The high frequency and/or familiarity of the target items may contribute to the insensitivity of some naming tests, making the diagnosis of anomia more difficult. For example, difficulties in naming were seen in patients with MCI only for low‐frequency objects (Adlam, Bozeat, Arnold, Watson, & Hodges, 2006). Mild anomia is therefore often underdiagnosed, mostly because of the inadequate sensitivity of naming assessments (Moore, 2003; Hunting‐Pompon et al. 2011).

In Turkey, the Boston Naming Test (BNT), Comprehensive Aphasia Test (CAT), and Afazi Dil Değerlendirmesi (ADD) naming subtests are commonly used for language assessment in adults and older people. However, these tests often include high‐frequency and highly familiar items, which reduces their sensitivity in detecting subtle word‐finding difficulties such as mild anomia. As reported by Hunting‐Pompon et al. (2011) and Moore (2003), individuals with mild lexical retrieval difficulties may perform within normal limits on these conventional naming assessments. Similarly, Adlam et al. (2006) demonstrated that individuals with MCI showed naming impairments primarily for low‐frequency stimuli, highlighting the need for naming tasks that include psycholinguistically controlled items to reveal subtle deficits.

This study aims to adapt the Test de dénomination de Québec‐30 images (Quebec naming test‐30 pictures, TDQ‐30) (Macoir et al. 2021) into Turkish, to develop normative data adapted to the Turkish population, and to determine its validity in Turkish‐speaking patients. The TDQ‐30 was specifically designed to detect mild word‐finding deficits in adults and elderly people by using low‐frequency and low‐familiarity items. Since its publication, the test has been used in various clinical and non‐clinical populations (e.g., Brisebois et al. 2023; Mulet‐Perreault et al. 2025). This study received ethical clearance from the Ethics Committee of XXX University (Protocol Number: 2015‐KAEK‐80‐23‐26).
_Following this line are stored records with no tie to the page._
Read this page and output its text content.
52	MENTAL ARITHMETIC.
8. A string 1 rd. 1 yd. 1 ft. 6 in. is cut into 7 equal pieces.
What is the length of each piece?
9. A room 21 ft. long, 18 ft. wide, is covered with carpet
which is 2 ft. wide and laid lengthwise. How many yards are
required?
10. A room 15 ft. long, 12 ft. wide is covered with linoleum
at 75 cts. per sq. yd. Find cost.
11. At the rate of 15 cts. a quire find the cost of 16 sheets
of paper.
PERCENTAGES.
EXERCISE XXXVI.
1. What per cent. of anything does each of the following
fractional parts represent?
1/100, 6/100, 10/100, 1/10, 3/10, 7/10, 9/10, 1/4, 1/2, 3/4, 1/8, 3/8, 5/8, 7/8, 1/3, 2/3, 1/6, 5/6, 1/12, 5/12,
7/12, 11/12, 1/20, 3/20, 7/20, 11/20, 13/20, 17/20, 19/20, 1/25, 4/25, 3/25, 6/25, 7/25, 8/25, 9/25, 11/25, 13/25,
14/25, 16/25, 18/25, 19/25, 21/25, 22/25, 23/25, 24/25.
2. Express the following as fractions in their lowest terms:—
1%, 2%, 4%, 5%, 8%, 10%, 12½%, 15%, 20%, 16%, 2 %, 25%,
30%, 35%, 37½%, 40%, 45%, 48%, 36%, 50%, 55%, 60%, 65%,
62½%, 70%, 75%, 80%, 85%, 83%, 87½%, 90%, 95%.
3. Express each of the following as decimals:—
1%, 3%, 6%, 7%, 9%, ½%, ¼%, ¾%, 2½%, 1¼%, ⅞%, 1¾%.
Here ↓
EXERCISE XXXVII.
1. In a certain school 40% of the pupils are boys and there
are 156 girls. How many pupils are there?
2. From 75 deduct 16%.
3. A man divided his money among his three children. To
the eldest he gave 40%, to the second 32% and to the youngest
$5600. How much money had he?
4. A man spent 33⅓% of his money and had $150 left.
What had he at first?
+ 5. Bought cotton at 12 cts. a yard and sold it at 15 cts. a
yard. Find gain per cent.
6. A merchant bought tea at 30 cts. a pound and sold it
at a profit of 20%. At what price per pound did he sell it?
Study 1: Turkish Adaptation of the TDQ‐30

1.1

Initially, we translated all the TDQ‐30 items into Turkish and then evaluated their cultural appropriateness and frequency in Turkish. To assess the face validity, we asked five experienced speech and language pathologists (SLP) to complete a questionnaire on the name and cultural appropriateness of the test items. This questionnaire helped to create the final version of the TDQ‐30 by changing six items for which the superordinate semantic category was retained. Table 1 displays the changes made to the original version of the TDQ‐30 Tr. These changes were related to 6 specific items. The words “arachide” (peanut), “extincteur” (fire extinguisher), “glacière” (icebox), “huitre” (oyster), “arrosoir” (watering can), “hameçon” (fish hook) were replaced with “artichoke,” “headpin,” “hose,” “lizard,” “barrel,” and “anchor” respectively. As in the original version of the test, the photos of these 6 specific items were retrieved from the Bank of Standardized Stimuli (BOSS), established by Brodeur and colleagues (2010, 2014).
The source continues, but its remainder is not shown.